The reproduction is in black and white, but even without colour it is possible to recognise several of the organisms that Underhill has included. My immediate reaction is that I cannot see many marine planktonic organisms in this picture; most of the algae he has depicted are freshwater benthos, several of which have appeared in my own work. In the top left corner, for example, there is a colony of the diatom Gomphonema whilst the desmid Closterium is visible in the top right quadrant (see “Back to the bog …” for my own attempt to depict Closterium). There are two filaments of cells; that on the left may represent Spirogyra; that on the right is harder to identify. The cell shape suggests the green alga Oedogonium or Bulbochaete but the cells at the top of the image appear to be conjugating, suggesting a representative of the Zygnemetales. At the bottom of the image there are some long cells which could be the diatom Ulnaria ulna. The animal world is represented by a number of rotifers (see “Rotifers in the River Ehen“).
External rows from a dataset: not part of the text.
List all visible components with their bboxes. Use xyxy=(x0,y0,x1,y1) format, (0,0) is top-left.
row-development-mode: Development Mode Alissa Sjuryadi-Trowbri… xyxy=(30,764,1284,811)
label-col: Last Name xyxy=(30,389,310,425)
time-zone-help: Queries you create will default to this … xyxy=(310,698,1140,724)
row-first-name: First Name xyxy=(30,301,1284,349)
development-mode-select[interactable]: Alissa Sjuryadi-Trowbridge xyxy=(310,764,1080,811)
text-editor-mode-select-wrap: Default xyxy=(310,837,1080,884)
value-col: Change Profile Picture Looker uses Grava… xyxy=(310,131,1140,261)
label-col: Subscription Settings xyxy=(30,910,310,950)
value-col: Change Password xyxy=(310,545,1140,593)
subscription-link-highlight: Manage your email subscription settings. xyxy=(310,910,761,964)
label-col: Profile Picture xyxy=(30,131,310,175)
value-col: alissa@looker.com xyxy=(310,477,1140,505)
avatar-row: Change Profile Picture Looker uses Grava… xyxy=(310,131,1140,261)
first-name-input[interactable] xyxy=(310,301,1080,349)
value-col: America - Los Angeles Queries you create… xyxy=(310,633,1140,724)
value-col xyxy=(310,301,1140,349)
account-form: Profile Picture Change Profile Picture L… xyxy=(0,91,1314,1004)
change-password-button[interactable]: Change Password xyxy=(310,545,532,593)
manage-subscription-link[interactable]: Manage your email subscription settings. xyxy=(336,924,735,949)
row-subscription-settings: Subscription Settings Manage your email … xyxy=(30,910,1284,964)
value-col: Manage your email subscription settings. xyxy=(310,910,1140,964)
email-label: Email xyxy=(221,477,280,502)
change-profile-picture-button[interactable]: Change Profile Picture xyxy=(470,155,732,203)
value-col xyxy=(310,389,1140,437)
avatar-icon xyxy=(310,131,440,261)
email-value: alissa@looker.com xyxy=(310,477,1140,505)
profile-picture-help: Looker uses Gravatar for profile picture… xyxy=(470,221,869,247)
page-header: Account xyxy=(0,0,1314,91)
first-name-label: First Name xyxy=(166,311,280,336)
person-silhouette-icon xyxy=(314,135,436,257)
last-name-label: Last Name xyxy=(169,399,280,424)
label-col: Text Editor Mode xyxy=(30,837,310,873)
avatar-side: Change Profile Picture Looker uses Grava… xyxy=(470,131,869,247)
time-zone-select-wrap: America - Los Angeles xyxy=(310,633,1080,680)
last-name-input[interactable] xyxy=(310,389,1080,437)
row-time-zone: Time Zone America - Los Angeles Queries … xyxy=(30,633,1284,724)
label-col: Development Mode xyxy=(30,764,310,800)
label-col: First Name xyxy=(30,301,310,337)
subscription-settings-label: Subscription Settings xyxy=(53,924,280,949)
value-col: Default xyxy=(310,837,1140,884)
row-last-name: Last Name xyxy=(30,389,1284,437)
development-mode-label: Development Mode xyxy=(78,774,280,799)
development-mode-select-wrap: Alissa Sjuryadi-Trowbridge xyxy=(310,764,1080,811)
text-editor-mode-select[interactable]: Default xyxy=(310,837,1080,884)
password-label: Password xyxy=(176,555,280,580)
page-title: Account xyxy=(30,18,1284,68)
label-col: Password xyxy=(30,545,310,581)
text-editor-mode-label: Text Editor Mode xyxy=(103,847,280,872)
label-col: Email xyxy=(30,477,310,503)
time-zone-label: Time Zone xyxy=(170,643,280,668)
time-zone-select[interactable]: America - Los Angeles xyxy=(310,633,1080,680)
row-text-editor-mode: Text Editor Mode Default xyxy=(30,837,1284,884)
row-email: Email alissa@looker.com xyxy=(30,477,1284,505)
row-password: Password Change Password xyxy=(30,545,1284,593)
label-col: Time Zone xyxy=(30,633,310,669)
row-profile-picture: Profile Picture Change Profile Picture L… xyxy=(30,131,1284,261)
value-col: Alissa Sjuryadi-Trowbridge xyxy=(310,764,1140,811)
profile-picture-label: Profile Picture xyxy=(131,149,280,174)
It is signed at the bottom left hand corner: “H.M.J.U . May 5th 1885”. Clark refers to Underhill as a “fellow worker in Professor Poulton’s laboratory” (possibly Sir Edward Bagnall Poulton FRS, 1856-1943) but there are also web-pages about Henry Michael John Underhill that describe him as a grocer and amateur antiquarian. Other details about the picture, including size and location remain elusive – the credits in Clark’s book refer only to “private collection, Mansfield, Notts”.
I am intrigued by this picture as it is the earliest that I have seen in which there is an attempt to portray the microscopic world in something approaching a realistic manner. “Realistic” needs several caveats, but here it seems as if Underhill has gone beyond merely recording what he sees through his microscope to reconstructing what the community may have looked like before he scraped it up from the stream bed. But the title, “marine plankton” for what is clearly a freshwater community (or perhaps, even, a composite built up from elements of several freshwater communities) suggests that this was not Underwood’s primary specialism. I am now extremely curious to find out more about Henry Underhill and, more especially, what other delights may be nestling in his archives.
Kenneth Clark (1949) Landscape Into Art. 148pp. John Murray, London. p140.